6. Separate your feelings and well-being.
It’s great to be empathetic towards your friend. But work on not getting influenced by their emotional or mental state of being.
Learn to accept and reciprocate support in times of need but do not try to control or overrule your friend’s decisions. In codependent friendships, it is common for one friend to feel that they know what is best. Let them make decisions and mistakes and learn to do the same for yourself.
Dealing with codependency in friendships is difficult, you will feel very conflicted and even guilty at times. It’s important to stick to the boundaries you set for yourself, in the long run, this will help your friendship grow stronger and healthier. It is advised to connect to a professional codependency counselor who can give you the support and guidance you will need during this time.
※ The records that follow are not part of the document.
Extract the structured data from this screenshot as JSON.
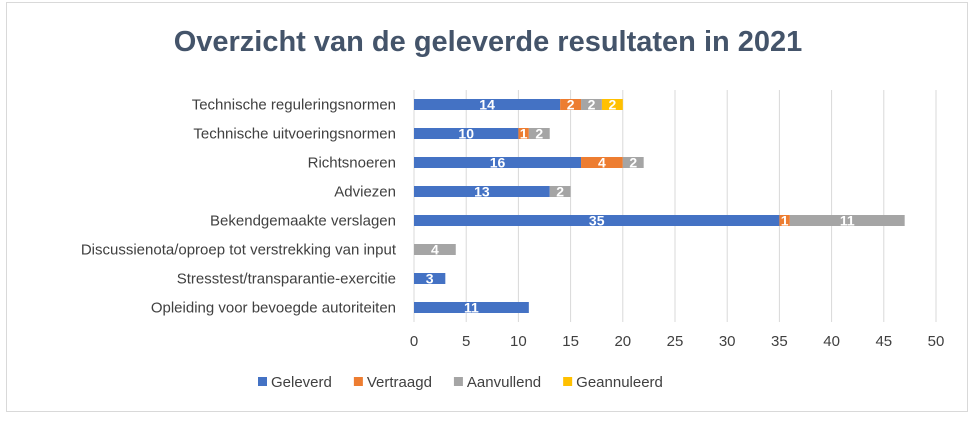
{
  "chart_data": {
    "type": "bar",
    "orientation": "horizontal",
    "stacked": true,
    "title": "Overzicht van de geleverde resultaten in 2021",
    "categories": [
      "Technische reguleringsnormen",
      "Technische uitvoeringsnormen",
      "Richtsnoeren",
      "Adviezen",
      "Bekendgemaakte verslagen",
      "Discussienota/oproep tot verstrekking van input",
      "Stresstest/transparantie-exercitie",
      "Opleiding voor bevoegde autoriteiten"
    ],
    "series": [
      {
        "name": "Geleverd",
        "color": "#4472c4",
        "values": [
          14,
          10,
          16,
          13,
          35,
          null,
          3,
          11
        ]
      },
      {
        "name": "Vertraagd",
        "color": "#ed7d31",
        "values": [
          2,
          1,
          4,
          null,
          1,
          null,
          null,
          null
        ]
      },
      {
        "name": "Aanvullend",
        "color": "#a5a5a5",
        "values": [
          2,
          2,
          2,
          2,
          11,
          4,
          null,
          null
        ]
      },
      {
        "name": "Geannuleerd",
        "color": "#ffc000",
        "values": [
          2,
          null,
          null,
          null,
          null,
          null,
          null,
          null
        ]
      }
    ],
    "xlim": [
      0,
      50
    ],
    "xticks": [
      0,
      5,
      10,
      15,
      20,
      25,
      30,
      35,
      40,
      45,
      50
    ],
    "grid": true,
    "legend_position": "bottom"
  }
}
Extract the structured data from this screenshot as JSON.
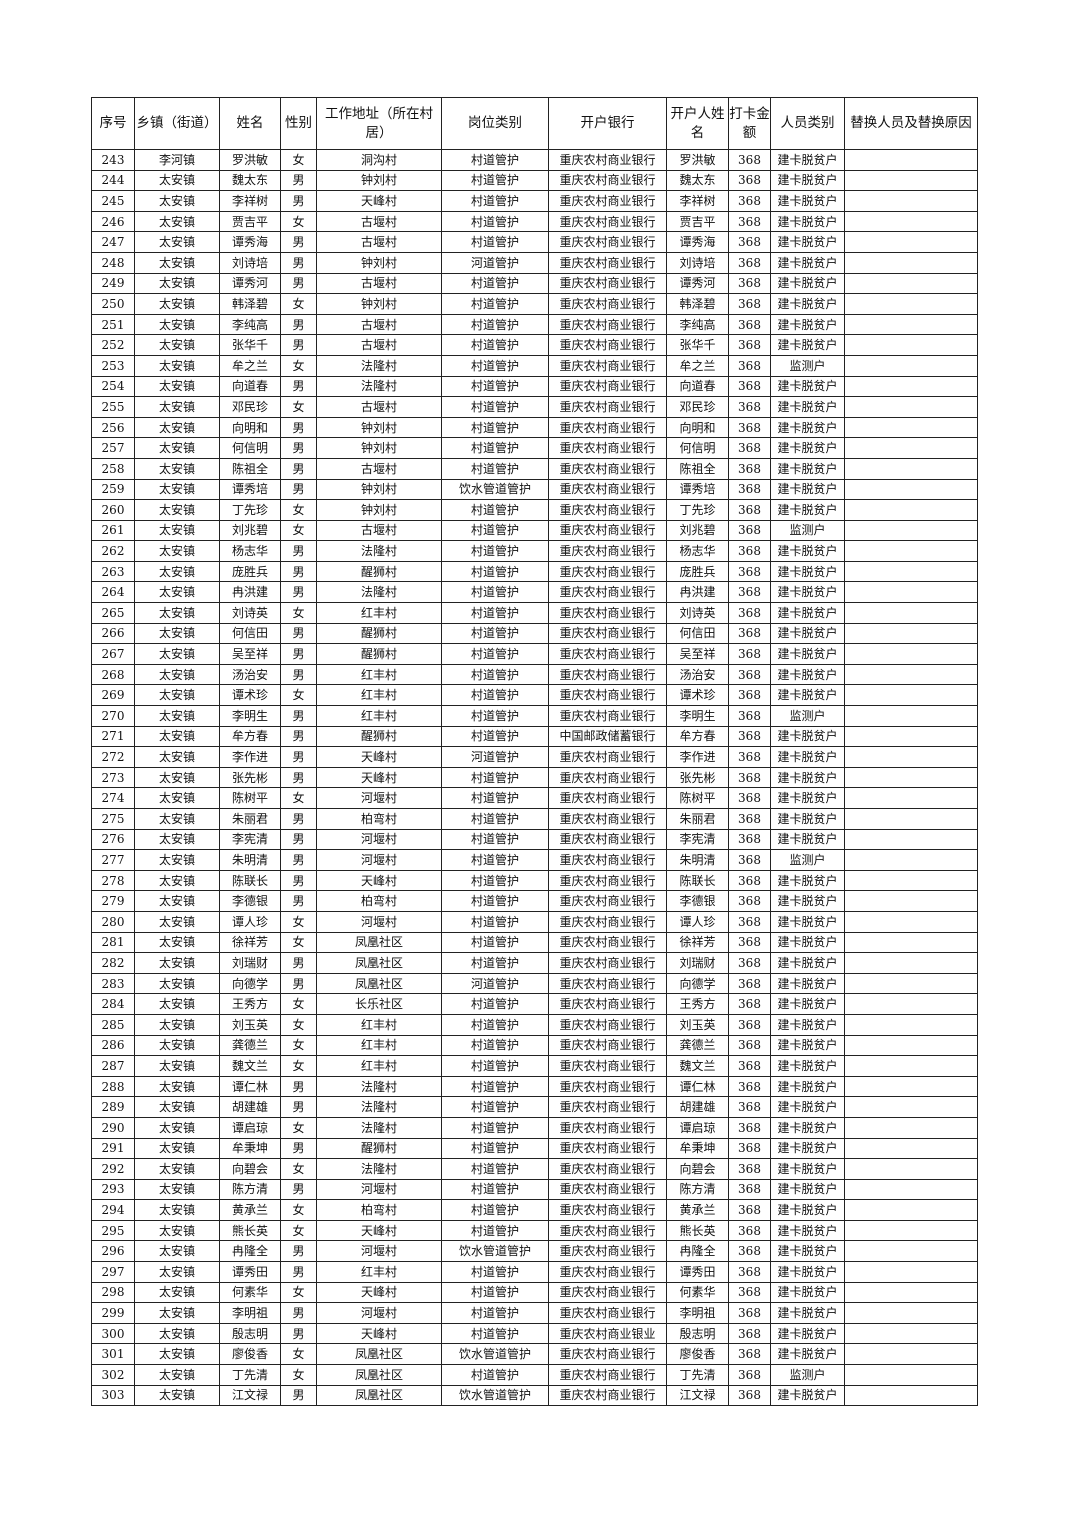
{
  "headers": [
    "序号",
    "乡镇（街道）",
    "姓名",
    "性别",
    "工作地址（所在村居）",
    "岗位类别",
    "开户银行",
    "开户人姓名",
    "打卡金额",
    "人员类别",
    "替换人员及替换原因"
  ],
  "rows": [
    [
      "243",
      "李河镇",
      "罗洪敏",
      "女",
      "洞沟村",
      "村道管护",
      "重庆农村商业银行",
      "罗洪敏",
      "368",
      "建卡脱贫户",
      ""
    ],
    [
      "244",
      "太安镇",
      "魏太东",
      "男",
      "钟刘村",
      "村道管护",
      "重庆农村商业银行",
      "魏太东",
      "368",
      "建卡脱贫户",
      ""
    ],
    [
      "245",
      "太安镇",
      "李祥树",
      "男",
      "天峰村",
      "村道管护",
      "重庆农村商业银行",
      "李祥树",
      "368",
      "建卡脱贫户",
      ""
    ],
    [
      "246",
      "太安镇",
      "贾吉平",
      "女",
      "古堰村",
      "村道管护",
      "重庆农村商业银行",
      "贾吉平",
      "368",
      "建卡脱贫户",
      ""
    ],
    [
      "247",
      "太安镇",
      "谭秀海",
      "男",
      "古堰村",
      "村道管护",
      "重庆农村商业银行",
      "谭秀海",
      "368",
      "建卡脱贫户",
      ""
    ],
    [
      "248",
      "太安镇",
      "刘诗培",
      "男",
      "钟刘村",
      "河道管护",
      "重庆农村商业银行",
      "刘诗培",
      "368",
      "建卡脱贫户",
      ""
    ],
    [
      "249",
      "太安镇",
      "谭秀河",
      "男",
      "古堰村",
      "村道管护",
      "重庆农村商业银行",
      "谭秀河",
      "368",
      "建卡脱贫户",
      ""
    ],
    [
      "250",
      "太安镇",
      "韩泽碧",
      "女",
      "钟刘村",
      "村道管护",
      "重庆农村商业银行",
      "韩泽碧",
      "368",
      "建卡脱贫户",
      ""
    ],
    [
      "251",
      "太安镇",
      "李纯高",
      "男",
      "古堰村",
      "村道管护",
      "重庆农村商业银行",
      "李纯高",
      "368",
      "建卡脱贫户",
      ""
    ],
    [
      "252",
      "太安镇",
      "张华千",
      "男",
      "古堰村",
      "村道管护",
      "重庆农村商业银行",
      "张华千",
      "368",
      "建卡脱贫户",
      ""
    ],
    [
      "253",
      "太安镇",
      "牟之兰",
      "女",
      "法隆村",
      "村道管护",
      "重庆农村商业银行",
      "牟之兰",
      "368",
      "监测户",
      ""
    ],
    [
      "254",
      "太安镇",
      "向道春",
      "男",
      "法隆村",
      "村道管护",
      "重庆农村商业银行",
      "向道春",
      "368",
      "建卡脱贫户",
      ""
    ],
    [
      "255",
      "太安镇",
      "邓民珍",
      "女",
      "古堰村",
      "村道管护",
      "重庆农村商业银行",
      "邓民珍",
      "368",
      "建卡脱贫户",
      ""
    ],
    [
      "256",
      "太安镇",
      "向明和",
      "男",
      "钟刘村",
      "村道管护",
      "重庆农村商业银行",
      "向明和",
      "368",
      "建卡脱贫户",
      ""
    ],
    [
      "257",
      "太安镇",
      "何信明",
      "男",
      "钟刘村",
      "村道管护",
      "重庆农村商业银行",
      "何信明",
      "368",
      "建卡脱贫户",
      ""
    ],
    [
      "258",
      "太安镇",
      "陈祖全",
      "男",
      "古堰村",
      "村道管护",
      "重庆农村商业银行",
      "陈祖全",
      "368",
      "建卡脱贫户",
      ""
    ],
    [
      "259",
      "太安镇",
      "谭秀培",
      "男",
      "钟刘村",
      "饮水管道管护",
      "重庆农村商业银行",
      "谭秀培",
      "368",
      "建卡脱贫户",
      ""
    ],
    [
      "260",
      "太安镇",
      "丁先珍",
      "女",
      "钟刘村",
      "村道管护",
      "重庆农村商业银行",
      "丁先珍",
      "368",
      "建卡脱贫户",
      ""
    ],
    [
      "261",
      "太安镇",
      "刘兆碧",
      "女",
      "古堰村",
      "村道管护",
      "重庆农村商业银行",
      "刘兆碧",
      "368",
      "监测户",
      ""
    ],
    [
      "262",
      "太安镇",
      "杨志华",
      "男",
      "法隆村",
      "村道管护",
      "重庆农村商业银行",
      "杨志华",
      "368",
      "建卡脱贫户",
      ""
    ],
    [
      "263",
      "太安镇",
      "庞胜兵",
      "男",
      "醒狮村",
      "村道管护",
      "重庆农村商业银行",
      "庞胜兵",
      "368",
      "建卡脱贫户",
      ""
    ],
    [
      "264",
      "太安镇",
      "冉洪建",
      "男",
      "法隆村",
      "村道管护",
      "重庆农村商业银行",
      "冉洪建",
      "368",
      "建卡脱贫户",
      ""
    ],
    [
      "265",
      "太安镇",
      "刘诗英",
      "女",
      "红丰村",
      "村道管护",
      "重庆农村商业银行",
      "刘诗英",
      "368",
      "建卡脱贫户",
      ""
    ],
    [
      "266",
      "太安镇",
      "何信田",
      "男",
      "醒狮村",
      "村道管护",
      "重庆农村商业银行",
      "何信田",
      "368",
      "建卡脱贫户",
      ""
    ],
    [
      "267",
      "太安镇",
      "吴至祥",
      "男",
      "醒狮村",
      "村道管护",
      "重庆农村商业银行",
      "吴至祥",
      "368",
      "建卡脱贫户",
      ""
    ],
    [
      "268",
      "太安镇",
      "汤治安",
      "男",
      "红丰村",
      "村道管护",
      "重庆农村商业银行",
      "汤治安",
      "368",
      "建卡脱贫户",
      ""
    ],
    [
      "269",
      "太安镇",
      "谭术珍",
      "女",
      "红丰村",
      "村道管护",
      "重庆农村商业银行",
      "谭术珍",
      "368",
      "建卡脱贫户",
      ""
    ],
    [
      "270",
      "太安镇",
      "李明生",
      "男",
      "红丰村",
      "村道管护",
      "重庆农村商业银行",
      "李明生",
      "368",
      "监测户",
      ""
    ],
    [
      "271",
      "太安镇",
      "牟方春",
      "男",
      "醒狮村",
      "村道管护",
      "中国邮政储蓄银行",
      "牟方春",
      "368",
      "建卡脱贫户",
      ""
    ],
    [
      "272",
      "太安镇",
      "李作进",
      "男",
      "天峰村",
      "河道管护",
      "重庆农村商业银行",
      "李作进",
      "368",
      "建卡脱贫户",
      ""
    ],
    [
      "273",
      "太安镇",
      "张先彬",
      "男",
      "天峰村",
      "村道管护",
      "重庆农村商业银行",
      "张先彬",
      "368",
      "建卡脱贫户",
      ""
    ],
    [
      "274",
      "太安镇",
      "陈树平",
      "女",
      "河堰村",
      "村道管护",
      "重庆农村商业银行",
      "陈树平",
      "368",
      "建卡脱贫户",
      ""
    ],
    [
      "275",
      "太安镇",
      "朱丽君",
      "男",
      "柏弯村",
      "村道管护",
      "重庆农村商业银行",
      "朱丽君",
      "368",
      "建卡脱贫户",
      ""
    ],
    [
      "276",
      "太安镇",
      "李宪清",
      "男",
      "河堰村",
      "村道管护",
      "重庆农村商业银行",
      "李宪清",
      "368",
      "建卡脱贫户",
      ""
    ],
    [
      "277",
      "太安镇",
      "朱明清",
      "男",
      "河堰村",
      "村道管护",
      "重庆农村商业银行",
      "朱明清",
      "368",
      "监测户",
      ""
    ],
    [
      "278",
      "太安镇",
      "陈联长",
      "男",
      "天峰村",
      "村道管护",
      "重庆农村商业银行",
      "陈联长",
      "368",
      "建卡脱贫户",
      ""
    ],
    [
      "279",
      "太安镇",
      "李德银",
      "男",
      "柏弯村",
      "村道管护",
      "重庆农村商业银行",
      "李德银",
      "368",
      "建卡脱贫户",
      ""
    ],
    [
      "280",
      "太安镇",
      "谭人珍",
      "女",
      "河堰村",
      "村道管护",
      "重庆农村商业银行",
      "谭人珍",
      "368",
      "建卡脱贫户",
      ""
    ],
    [
      "281",
      "太安镇",
      "徐祥芳",
      "女",
      "凤凰社区",
      "村道管护",
      "重庆农村商业银行",
      "徐祥芳",
      "368",
      "建卡脱贫户",
      ""
    ],
    [
      "282",
      "太安镇",
      "刘瑞财",
      "男",
      "凤凰社区",
      "村道管护",
      "重庆农村商业银行",
      "刘瑞财",
      "368",
      "建卡脱贫户",
      ""
    ],
    [
      "283",
      "太安镇",
      "向德学",
      "男",
      "凤凰社区",
      "河道管护",
      "重庆农村商业银行",
      "向德学",
      "368",
      "建卡脱贫户",
      ""
    ],
    [
      "284",
      "太安镇",
      "王秀方",
      "女",
      "长乐社区",
      "村道管护",
      "重庆农村商业银行",
      "王秀方",
      "368",
      "建卡脱贫户",
      ""
    ],
    [
      "285",
      "太安镇",
      "刘玉英",
      "女",
      "红丰村",
      "村道管护",
      "重庆农村商业银行",
      "刘玉英",
      "368",
      "建卡脱贫户",
      ""
    ],
    [
      "286",
      "太安镇",
      "龚德兰",
      "女",
      "红丰村",
      "村道管护",
      "重庆农村商业银行",
      "龚德兰",
      "368",
      "建卡脱贫户",
      ""
    ],
    [
      "287",
      "太安镇",
      "魏文兰",
      "女",
      "红丰村",
      "村道管护",
      "重庆农村商业银行",
      "魏文兰",
      "368",
      "建卡脱贫户",
      ""
    ],
    [
      "288",
      "太安镇",
      "谭仁林",
      "男",
      "法隆村",
      "村道管护",
      "重庆农村商业银行",
      "谭仁林",
      "368",
      "建卡脱贫户",
      ""
    ],
    [
      "289",
      "太安镇",
      "胡建雄",
      "男",
      "法隆村",
      "村道管护",
      "重庆农村商业银行",
      "胡建雄",
      "368",
      "建卡脱贫户",
      ""
    ],
    [
      "290",
      "太安镇",
      "谭启琼",
      "女",
      "法隆村",
      "村道管护",
      "重庆农村商业银行",
      "谭启琼",
      "368",
      "建卡脱贫户",
      ""
    ],
    [
      "291",
      "太安镇",
      "牟秉坤",
      "男",
      "醒狮村",
      "村道管护",
      "重庆农村商业银行",
      "牟秉坤",
      "368",
      "建卡脱贫户",
      ""
    ],
    [
      "292",
      "太安镇",
      "向碧会",
      "女",
      "法隆村",
      "村道管护",
      "重庆农村商业银行",
      "向碧会",
      "368",
      "建卡脱贫户",
      ""
    ],
    [
      "293",
      "太安镇",
      "陈方清",
      "男",
      "河堰村",
      "村道管护",
      "重庆农村商业银行",
      "陈方清",
      "368",
      "建卡脱贫户",
      ""
    ],
    [
      "294",
      "太安镇",
      "黄承兰",
      "女",
      "柏弯村",
      "村道管护",
      "重庆农村商业银行",
      "黄承兰",
      "368",
      "建卡脱贫户",
      ""
    ],
    [
      "295",
      "太安镇",
      "熊长英",
      "女",
      "天峰村",
      "村道管护",
      "重庆农村商业银行",
      "熊长英",
      "368",
      "建卡脱贫户",
      ""
    ],
    [
      "296",
      "太安镇",
      "冉隆全",
      "男",
      "河堰村",
      "饮水管道管护",
      "重庆农村商业银行",
      "冉隆全",
      "368",
      "建卡脱贫户",
      ""
    ],
    [
      "297",
      "太安镇",
      "谭秀田",
      "男",
      "红丰村",
      "村道管护",
      "重庆农村商业银行",
      "谭秀田",
      "368",
      "建卡脱贫户",
      ""
    ],
    [
      "298",
      "太安镇",
      "何素华",
      "女",
      "天峰村",
      "村道管护",
      "重庆农村商业银行",
      "何素华",
      "368",
      "建卡脱贫户",
      ""
    ],
    [
      "299",
      "太安镇",
      "李明祖",
      "男",
      "河堰村",
      "村道管护",
      "重庆农村商业银行",
      "李明祖",
      "368",
      "建卡脱贫户",
      ""
    ],
    [
      "300",
      "太安镇",
      "殷志明",
      "男",
      "天峰村",
      "村道管护",
      "重庆农村商业银业",
      "殷志明",
      "368",
      "建卡脱贫户",
      ""
    ],
    [
      "301",
      "太安镇",
      "廖俊香",
      "女",
      "凤凰社区",
      "饮水管道管护",
      "重庆农村商业银行",
      "廖俊香",
      "368",
      "建卡脱贫户",
      ""
    ],
    [
      "302",
      "太安镇",
      "丁先清",
      "女",
      "凤凰社区",
      "村道管护",
      "重庆农村商业银行",
      "丁先清",
      "368",
      "监测户",
      ""
    ],
    [
      "303",
      "太安镇",
      "江文禄",
      "男",
      "凤凰社区",
      "饮水管道管护",
      "重庆农村商业银行",
      "江文禄",
      "368",
      "建卡脱贫户",
      ""
    ]
  ]
}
How does Online codependency counseling near me work?
With online codependency counseling, you have the option of choosing a counselor that you are most comfortable with and can relate to. BetterHelp offers professional, private, and effective online sessions that you can plan and schedule based on your availability. You have direct access to your codependency counselor, so in times of need, they are there for you. Conduct therapy your way, his phone call, video call, or live chat. You are entirely in control of your journey of codependency counseling.
How will Online codependency counseling near me improve my life?
When dealing with codependency in friendships, it is normal to feel conflicting or confusing emotions. Especially when setting boundaries with a codependent friend. During this time, it is helpful to have the support and guidance of a professional. Through online codependency counseling, you are allowing yourself to learn, heal and overcome. As a result, not only will you become a stronger, more confident, and self-secure individual, but you will be able to help those around you.
Codependency counseling can help you save a friendship with codependency, and develop a stronger, healthier, and long-lasting friendship.